Pour que le droit à la déconnexion ne soit plus imposé par des applications digitales, les entreprises doivent mettre en place un management basé sur la confiance. Favoriser le développement du télétravail et la flexibilité dans l’organisation des journées de chacun permettra de tendre vers plus de bien-être pour les salariés.
A l’ère du digital, le droit à une vie après le travail s’impose comme une nécessite. Mais forcer la déconnexion n’est pas la solution.
Consulter ses mails professionnels depuis son lit le soir ou au contraire, gérer des impératifs personnels depuis son lieu de travail, quoi de plus banal ? Avec l’essor des ordinateurs portables, tablettes et autres smartphones, la frontière entre vie professionnelle et vie privée est devenue poreuse. Le phénomène porte même un nom : le blurring, de l’anglais « to blur » : brouiller, flouter. Cette pathologie des temps modernes touche principalement les cadres. Près de 80% sont ainsi sollicités par leurs supérieurs une fois rentrés chez eux tandis que 33% culpabilisent lorsqu’ils se déconnectent le soir ou le week-end. Comme si une coupure nette pouvait avoir des conséquences néfastes pour leur carrière.
Hyperconnexion anxiogène
La pression psychologique et l’exigence de disponibilité permanente ne sont pas sans conséquence sur la santé des employés. Anxiété, stress chronique, troubles du sommeil et de la concentration sont les manifestations les plus fréquentes de ce fardeau digital. En 2016, 82% jugeaient anxiogène cette connexion quasi-permanente. Plus grave encore, les cas de burn out ont été multiplié par sept depuis 2015. On comptabilise actuellement entre 200 000 et 500 000 personnes souffrant de ce syndrome d’épuisement professionnel.
Pourtant, la France a été le premier pays au monde à légiférer sur la question. Pour protéger la santé des employés du secteur privé, le droit à la déconnexion a été intégré au Code du travail le 1er janvier 2017. Il oblige les entreprises de plus de 50 salariés à aborder cette question à l’occasion des négociations annuelles obligatoires mais ne prévoit aucune sanction en cas d’absence d’accord ou de non -respect de cet accord.

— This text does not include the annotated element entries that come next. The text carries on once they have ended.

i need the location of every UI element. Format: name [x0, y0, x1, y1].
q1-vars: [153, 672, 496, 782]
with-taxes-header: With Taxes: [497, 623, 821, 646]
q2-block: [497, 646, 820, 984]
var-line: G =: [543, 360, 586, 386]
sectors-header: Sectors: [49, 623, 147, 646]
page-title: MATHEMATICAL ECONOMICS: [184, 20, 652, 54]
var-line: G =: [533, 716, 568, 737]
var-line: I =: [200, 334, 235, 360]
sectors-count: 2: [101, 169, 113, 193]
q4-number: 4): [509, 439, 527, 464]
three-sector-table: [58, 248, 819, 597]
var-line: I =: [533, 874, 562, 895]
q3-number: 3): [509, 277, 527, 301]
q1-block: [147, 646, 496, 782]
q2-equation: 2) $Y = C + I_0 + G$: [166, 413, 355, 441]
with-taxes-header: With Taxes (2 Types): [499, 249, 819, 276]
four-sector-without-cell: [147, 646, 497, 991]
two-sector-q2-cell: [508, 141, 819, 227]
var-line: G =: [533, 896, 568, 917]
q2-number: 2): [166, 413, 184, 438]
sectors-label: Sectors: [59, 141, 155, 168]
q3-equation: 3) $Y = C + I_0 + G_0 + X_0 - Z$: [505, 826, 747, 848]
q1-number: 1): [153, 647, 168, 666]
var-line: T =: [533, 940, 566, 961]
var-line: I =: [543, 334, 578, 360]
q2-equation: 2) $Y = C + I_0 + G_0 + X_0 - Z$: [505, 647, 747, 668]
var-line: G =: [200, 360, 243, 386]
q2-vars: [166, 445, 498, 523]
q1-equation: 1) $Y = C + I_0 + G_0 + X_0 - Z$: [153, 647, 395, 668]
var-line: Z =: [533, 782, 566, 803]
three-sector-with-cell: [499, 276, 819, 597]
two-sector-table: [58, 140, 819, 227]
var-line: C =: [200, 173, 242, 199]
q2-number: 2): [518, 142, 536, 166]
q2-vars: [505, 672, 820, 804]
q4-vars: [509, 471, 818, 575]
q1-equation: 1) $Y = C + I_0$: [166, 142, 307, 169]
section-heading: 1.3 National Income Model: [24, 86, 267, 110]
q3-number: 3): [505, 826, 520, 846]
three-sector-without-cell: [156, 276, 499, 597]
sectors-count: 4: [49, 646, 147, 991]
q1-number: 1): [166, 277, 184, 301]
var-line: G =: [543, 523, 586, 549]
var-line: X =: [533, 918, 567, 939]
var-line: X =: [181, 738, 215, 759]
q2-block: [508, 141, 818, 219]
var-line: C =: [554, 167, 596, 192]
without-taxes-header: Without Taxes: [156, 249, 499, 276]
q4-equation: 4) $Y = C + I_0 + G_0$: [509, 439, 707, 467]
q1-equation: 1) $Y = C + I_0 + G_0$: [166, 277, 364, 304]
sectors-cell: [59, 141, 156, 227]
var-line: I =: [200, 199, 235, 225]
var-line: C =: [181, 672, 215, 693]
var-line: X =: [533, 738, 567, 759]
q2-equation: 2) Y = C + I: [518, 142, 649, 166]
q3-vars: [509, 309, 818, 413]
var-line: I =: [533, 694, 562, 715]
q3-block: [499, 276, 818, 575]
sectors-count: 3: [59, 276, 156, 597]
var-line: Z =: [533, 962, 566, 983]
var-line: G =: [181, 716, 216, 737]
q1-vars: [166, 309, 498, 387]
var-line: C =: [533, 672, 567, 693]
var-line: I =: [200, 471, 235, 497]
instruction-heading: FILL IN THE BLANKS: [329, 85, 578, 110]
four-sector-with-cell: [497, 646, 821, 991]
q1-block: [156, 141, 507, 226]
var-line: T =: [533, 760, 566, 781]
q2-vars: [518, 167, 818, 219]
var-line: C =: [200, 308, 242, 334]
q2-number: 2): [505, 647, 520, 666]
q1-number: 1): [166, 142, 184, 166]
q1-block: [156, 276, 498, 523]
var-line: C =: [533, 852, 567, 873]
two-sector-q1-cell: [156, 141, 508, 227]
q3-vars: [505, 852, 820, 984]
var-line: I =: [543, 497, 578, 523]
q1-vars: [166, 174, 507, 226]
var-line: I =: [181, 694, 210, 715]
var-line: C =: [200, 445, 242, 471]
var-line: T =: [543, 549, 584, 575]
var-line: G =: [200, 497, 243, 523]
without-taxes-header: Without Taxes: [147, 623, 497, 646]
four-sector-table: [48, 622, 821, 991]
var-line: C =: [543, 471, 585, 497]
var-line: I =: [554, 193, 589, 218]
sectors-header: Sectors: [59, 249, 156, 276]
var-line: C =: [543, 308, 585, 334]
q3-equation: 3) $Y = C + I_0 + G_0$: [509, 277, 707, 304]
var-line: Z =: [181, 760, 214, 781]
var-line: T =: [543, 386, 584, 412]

Outils digitaux pour forcer la déconnexion
Ainsi, les solutions proposées par les entreprises sont encore peu répandues et souvent bien dérisoires. Selon une enquête Opinion Way (2018), seules 16 % ont élaboré des règles de déconnexion qui, bien souvent, passent par la mise en place d’outils digitaux. Sans y voir le paradoxe, certains dirigeants d’entreprises forcent leurs employés à se déconnecter en se payant les services de start-up comme Calldoor ou Mailoop qui proposent le trackage des mails envoyés hors des horaires de travail, le blocage de l’accès aux messageries professionnelles ou encore l’effacement automatique des mails reçus lors des congés.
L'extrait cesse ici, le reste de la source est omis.